Manuel Abelleyra (38) regresó a la Argentina como presidente para las operaciones locales de DirecTV para la filial local y la de Uruguay. El ajetreo no fue menor: llegó en agosto y a los dos meses se lanzó la ley de medios. El ejecutivo viene de nueve años en Walmart, en los cuales rotó por Estados Unidos, Costa Rica y Brasil.

Abelleyra cree que éste es el riesgo profesional más importante que tomó hasta el momento en su carrera pero no por ello será el último. Otro de los CEOs más jóvenes de la Argentina es Rafael Vieyra (37), quien en su primera entrevista laboral al entonces presidente de Sony le dijo: “Me veo en tu puesto”. Y no se equivocó. De ahí en más comenzó una carrera ascendente hasta que a los 25 años surgió la primera oportunidad de gerenciar el área de ventas.

Luego llegaría el puesto de gerente General, el de presidente e inclusive el de responsable de retail de Sony en toda la región.

Pero no son los únicos CEOs de menos de 40: Germán Riccardo (39), número uno de UPS Supply Chain Solutions para la Argentina, Uruguay y Paraguay; Diego Paolini (38), CEO de Starbucks; Santiago Puiggari (33), presidente de Grey; Rodrigo Alonso Escandón Alcazar, CEO de Mars, y Sebastián Lanusse, al frente de Frali, La Reserva Cardales, son sólo algunos de los número uno sub 40.
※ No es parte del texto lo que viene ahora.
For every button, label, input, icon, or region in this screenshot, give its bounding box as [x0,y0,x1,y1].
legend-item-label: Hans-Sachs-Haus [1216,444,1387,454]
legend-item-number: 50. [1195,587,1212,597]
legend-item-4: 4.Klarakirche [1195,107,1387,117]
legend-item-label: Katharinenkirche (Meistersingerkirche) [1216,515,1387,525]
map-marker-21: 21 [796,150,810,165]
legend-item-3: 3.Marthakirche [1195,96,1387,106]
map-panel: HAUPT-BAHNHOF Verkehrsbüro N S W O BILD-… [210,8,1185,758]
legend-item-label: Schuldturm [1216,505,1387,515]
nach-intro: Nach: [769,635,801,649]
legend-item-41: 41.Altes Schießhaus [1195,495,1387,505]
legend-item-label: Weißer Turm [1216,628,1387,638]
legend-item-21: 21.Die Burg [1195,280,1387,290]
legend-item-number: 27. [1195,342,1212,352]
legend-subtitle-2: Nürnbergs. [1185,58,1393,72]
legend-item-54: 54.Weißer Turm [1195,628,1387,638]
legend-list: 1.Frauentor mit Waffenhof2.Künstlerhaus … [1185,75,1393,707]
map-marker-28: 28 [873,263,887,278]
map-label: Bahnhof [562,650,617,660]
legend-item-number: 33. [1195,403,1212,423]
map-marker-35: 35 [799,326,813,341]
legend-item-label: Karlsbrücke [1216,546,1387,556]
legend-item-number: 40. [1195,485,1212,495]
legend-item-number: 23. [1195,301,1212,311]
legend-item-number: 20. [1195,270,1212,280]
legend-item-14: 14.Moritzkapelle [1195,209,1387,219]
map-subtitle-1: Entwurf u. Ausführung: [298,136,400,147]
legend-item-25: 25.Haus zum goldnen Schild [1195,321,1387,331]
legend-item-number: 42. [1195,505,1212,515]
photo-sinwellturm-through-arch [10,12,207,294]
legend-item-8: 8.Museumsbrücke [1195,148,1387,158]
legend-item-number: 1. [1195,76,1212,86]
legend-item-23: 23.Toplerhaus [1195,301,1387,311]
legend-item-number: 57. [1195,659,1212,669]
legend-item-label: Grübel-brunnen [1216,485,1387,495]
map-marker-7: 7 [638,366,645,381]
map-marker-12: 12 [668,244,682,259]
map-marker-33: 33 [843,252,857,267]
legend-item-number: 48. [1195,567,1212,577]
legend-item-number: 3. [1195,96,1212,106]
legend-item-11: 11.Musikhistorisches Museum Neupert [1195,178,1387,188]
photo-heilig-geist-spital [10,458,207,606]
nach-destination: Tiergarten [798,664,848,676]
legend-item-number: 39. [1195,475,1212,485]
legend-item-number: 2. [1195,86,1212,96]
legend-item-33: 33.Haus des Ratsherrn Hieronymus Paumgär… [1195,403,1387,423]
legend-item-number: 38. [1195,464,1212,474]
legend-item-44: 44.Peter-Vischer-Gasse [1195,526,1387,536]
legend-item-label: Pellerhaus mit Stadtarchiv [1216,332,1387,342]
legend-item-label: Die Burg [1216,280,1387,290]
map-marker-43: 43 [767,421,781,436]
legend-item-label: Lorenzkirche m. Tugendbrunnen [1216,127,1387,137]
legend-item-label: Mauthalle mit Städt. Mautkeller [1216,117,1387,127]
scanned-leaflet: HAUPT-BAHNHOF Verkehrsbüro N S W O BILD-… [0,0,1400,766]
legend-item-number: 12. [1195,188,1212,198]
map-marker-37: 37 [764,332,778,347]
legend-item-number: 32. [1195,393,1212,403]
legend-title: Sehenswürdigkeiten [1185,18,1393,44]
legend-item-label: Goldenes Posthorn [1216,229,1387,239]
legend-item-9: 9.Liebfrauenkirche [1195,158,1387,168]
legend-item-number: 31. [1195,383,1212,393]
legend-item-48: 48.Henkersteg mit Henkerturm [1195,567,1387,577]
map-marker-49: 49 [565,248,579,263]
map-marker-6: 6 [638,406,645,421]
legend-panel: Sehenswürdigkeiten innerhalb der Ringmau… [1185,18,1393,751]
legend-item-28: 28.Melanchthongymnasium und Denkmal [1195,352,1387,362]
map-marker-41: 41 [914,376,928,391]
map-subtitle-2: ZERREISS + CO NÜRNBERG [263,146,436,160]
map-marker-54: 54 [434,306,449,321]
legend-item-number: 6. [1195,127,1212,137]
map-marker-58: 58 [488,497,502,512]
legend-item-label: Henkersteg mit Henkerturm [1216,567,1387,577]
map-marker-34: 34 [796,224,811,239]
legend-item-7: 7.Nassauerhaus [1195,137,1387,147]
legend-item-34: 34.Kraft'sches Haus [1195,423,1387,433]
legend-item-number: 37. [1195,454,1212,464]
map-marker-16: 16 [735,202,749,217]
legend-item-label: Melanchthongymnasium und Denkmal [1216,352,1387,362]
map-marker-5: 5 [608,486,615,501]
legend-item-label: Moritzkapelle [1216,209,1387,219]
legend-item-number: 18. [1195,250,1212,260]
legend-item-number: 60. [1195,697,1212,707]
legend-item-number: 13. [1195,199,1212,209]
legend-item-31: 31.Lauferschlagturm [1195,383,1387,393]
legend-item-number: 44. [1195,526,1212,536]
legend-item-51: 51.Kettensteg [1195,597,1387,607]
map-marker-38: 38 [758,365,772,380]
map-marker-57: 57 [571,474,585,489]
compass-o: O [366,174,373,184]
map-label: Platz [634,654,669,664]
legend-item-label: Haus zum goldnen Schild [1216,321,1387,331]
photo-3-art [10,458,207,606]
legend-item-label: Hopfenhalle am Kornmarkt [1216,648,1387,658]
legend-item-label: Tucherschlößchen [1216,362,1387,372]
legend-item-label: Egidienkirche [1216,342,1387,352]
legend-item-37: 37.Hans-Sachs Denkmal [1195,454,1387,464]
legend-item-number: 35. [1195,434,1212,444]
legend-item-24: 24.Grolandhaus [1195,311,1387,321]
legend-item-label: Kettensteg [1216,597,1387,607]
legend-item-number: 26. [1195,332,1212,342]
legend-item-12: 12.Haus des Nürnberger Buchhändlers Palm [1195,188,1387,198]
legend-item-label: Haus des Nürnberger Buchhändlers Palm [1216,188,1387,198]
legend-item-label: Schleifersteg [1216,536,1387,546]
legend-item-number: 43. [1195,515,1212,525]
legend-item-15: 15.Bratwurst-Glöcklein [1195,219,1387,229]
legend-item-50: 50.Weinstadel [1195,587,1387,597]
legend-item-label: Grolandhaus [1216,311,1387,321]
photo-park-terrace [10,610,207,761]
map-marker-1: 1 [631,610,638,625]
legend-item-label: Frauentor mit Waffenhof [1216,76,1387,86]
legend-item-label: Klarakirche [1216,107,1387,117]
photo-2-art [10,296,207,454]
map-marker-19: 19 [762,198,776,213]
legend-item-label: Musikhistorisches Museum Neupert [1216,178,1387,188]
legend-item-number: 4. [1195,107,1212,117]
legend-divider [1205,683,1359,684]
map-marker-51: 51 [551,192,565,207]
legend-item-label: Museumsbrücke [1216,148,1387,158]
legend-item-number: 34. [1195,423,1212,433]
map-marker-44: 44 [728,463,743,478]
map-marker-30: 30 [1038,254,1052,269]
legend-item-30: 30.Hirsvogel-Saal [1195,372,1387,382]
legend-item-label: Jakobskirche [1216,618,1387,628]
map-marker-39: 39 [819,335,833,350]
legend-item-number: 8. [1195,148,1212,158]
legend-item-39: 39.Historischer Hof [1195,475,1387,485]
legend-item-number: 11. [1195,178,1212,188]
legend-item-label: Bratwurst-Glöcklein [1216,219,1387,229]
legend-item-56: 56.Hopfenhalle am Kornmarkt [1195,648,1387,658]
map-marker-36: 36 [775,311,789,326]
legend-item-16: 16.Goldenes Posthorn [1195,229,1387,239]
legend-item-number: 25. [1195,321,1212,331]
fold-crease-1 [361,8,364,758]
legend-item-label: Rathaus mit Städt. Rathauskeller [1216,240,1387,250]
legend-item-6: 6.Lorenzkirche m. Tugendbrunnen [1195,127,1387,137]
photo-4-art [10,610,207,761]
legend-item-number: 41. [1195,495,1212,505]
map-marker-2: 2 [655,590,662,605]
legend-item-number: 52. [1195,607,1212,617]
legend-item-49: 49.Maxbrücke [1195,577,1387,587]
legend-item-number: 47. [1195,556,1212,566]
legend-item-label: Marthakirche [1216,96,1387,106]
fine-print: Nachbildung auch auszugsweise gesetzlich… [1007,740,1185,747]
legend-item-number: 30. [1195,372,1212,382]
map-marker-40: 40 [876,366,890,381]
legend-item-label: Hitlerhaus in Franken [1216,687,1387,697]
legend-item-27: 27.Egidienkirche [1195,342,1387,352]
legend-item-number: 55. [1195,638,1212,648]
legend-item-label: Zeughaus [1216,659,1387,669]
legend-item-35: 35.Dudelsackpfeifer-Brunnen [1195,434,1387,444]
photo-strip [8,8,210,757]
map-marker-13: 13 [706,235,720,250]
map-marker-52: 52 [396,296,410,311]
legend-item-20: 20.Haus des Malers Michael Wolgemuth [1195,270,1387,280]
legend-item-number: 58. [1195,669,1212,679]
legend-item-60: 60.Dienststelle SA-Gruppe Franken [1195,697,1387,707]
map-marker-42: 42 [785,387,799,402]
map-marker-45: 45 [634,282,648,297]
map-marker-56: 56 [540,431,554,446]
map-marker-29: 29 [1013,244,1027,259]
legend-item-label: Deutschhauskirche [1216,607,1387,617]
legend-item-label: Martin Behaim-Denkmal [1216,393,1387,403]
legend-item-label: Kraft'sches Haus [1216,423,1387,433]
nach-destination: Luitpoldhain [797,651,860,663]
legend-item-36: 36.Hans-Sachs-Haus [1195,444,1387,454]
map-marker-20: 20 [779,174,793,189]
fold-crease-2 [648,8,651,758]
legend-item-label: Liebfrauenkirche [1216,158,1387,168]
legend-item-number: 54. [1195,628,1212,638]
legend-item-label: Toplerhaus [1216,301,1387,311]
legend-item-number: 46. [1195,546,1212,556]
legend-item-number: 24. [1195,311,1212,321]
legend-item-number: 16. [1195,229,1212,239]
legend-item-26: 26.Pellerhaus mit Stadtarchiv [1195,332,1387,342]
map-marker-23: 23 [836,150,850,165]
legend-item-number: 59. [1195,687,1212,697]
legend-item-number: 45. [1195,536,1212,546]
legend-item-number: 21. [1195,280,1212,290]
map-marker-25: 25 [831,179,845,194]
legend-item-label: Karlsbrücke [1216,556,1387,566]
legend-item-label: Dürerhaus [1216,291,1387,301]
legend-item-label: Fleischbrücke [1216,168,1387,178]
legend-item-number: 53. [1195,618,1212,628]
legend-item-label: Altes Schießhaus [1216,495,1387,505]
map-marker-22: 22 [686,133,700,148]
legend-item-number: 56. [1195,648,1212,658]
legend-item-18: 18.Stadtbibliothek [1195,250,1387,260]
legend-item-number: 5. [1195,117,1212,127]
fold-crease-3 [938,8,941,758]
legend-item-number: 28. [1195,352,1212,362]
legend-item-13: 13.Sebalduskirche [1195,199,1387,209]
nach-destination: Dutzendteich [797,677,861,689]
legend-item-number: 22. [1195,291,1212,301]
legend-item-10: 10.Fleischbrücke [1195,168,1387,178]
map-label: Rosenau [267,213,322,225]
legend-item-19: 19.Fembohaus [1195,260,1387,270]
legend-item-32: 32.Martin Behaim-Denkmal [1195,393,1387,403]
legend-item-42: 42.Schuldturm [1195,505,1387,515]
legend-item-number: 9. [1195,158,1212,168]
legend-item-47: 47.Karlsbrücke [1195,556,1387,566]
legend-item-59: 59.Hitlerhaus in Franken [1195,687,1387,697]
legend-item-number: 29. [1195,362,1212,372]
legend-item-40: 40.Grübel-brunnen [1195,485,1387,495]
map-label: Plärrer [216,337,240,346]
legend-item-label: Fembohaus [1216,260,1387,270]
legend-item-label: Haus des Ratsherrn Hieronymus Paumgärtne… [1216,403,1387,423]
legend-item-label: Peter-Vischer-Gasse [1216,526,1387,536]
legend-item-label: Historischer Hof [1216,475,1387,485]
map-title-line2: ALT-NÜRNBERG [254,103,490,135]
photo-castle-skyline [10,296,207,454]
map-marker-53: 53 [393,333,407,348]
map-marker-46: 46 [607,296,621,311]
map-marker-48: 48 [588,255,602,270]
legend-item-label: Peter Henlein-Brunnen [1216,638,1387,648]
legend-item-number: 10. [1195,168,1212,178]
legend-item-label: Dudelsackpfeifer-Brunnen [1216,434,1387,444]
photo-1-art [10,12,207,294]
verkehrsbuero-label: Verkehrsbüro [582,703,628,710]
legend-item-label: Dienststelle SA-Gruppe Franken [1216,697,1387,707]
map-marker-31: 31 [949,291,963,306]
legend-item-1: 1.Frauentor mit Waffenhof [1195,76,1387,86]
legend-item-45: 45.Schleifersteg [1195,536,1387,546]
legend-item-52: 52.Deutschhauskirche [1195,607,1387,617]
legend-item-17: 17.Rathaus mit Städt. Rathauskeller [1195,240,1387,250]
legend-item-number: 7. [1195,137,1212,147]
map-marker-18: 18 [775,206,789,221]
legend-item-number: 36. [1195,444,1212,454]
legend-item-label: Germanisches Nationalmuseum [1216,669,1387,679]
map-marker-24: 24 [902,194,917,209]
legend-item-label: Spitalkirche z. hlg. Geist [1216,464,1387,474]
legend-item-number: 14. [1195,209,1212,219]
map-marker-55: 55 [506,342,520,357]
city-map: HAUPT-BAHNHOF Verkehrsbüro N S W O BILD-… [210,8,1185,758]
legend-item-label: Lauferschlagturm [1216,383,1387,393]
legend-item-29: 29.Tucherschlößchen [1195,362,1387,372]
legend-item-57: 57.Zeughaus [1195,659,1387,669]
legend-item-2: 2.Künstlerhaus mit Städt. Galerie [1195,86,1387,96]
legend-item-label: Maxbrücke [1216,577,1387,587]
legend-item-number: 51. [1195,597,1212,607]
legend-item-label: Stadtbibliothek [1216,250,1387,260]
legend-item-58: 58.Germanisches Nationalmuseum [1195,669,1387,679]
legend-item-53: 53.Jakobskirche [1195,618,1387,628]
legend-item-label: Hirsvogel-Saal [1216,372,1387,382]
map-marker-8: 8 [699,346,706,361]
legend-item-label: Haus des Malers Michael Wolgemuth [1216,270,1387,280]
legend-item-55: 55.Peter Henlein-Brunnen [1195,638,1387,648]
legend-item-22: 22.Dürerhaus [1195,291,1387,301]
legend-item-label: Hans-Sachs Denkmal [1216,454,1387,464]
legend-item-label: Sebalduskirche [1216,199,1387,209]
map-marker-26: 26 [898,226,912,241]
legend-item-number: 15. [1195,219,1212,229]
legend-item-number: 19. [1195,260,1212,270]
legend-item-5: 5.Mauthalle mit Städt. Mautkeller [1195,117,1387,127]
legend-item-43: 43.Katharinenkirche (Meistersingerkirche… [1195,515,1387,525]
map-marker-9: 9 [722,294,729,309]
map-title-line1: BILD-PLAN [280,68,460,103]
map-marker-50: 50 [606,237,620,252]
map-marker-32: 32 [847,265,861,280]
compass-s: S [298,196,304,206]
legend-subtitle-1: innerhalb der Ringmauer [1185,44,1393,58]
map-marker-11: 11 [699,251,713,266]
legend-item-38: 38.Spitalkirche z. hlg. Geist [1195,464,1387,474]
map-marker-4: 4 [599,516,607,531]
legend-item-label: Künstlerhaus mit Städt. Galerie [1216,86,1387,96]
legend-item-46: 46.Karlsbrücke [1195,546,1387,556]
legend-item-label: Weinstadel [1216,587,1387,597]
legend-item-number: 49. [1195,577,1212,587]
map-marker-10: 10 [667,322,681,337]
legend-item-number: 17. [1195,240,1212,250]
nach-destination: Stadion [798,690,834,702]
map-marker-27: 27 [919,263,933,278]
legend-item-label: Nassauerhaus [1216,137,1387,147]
Todos ellos tienen en común que suelen tomar más riesgos y animarse, que también buscan generar impactos de largo plazo y retornos de corto, y que consideran que el balance entre la vida laboral y la personal está lejos de ser un punto más, ya que se convirtió en una prioridad. Prioridad que, seguramente, aprendieron de aquellos CEOs que hoy peinan canas.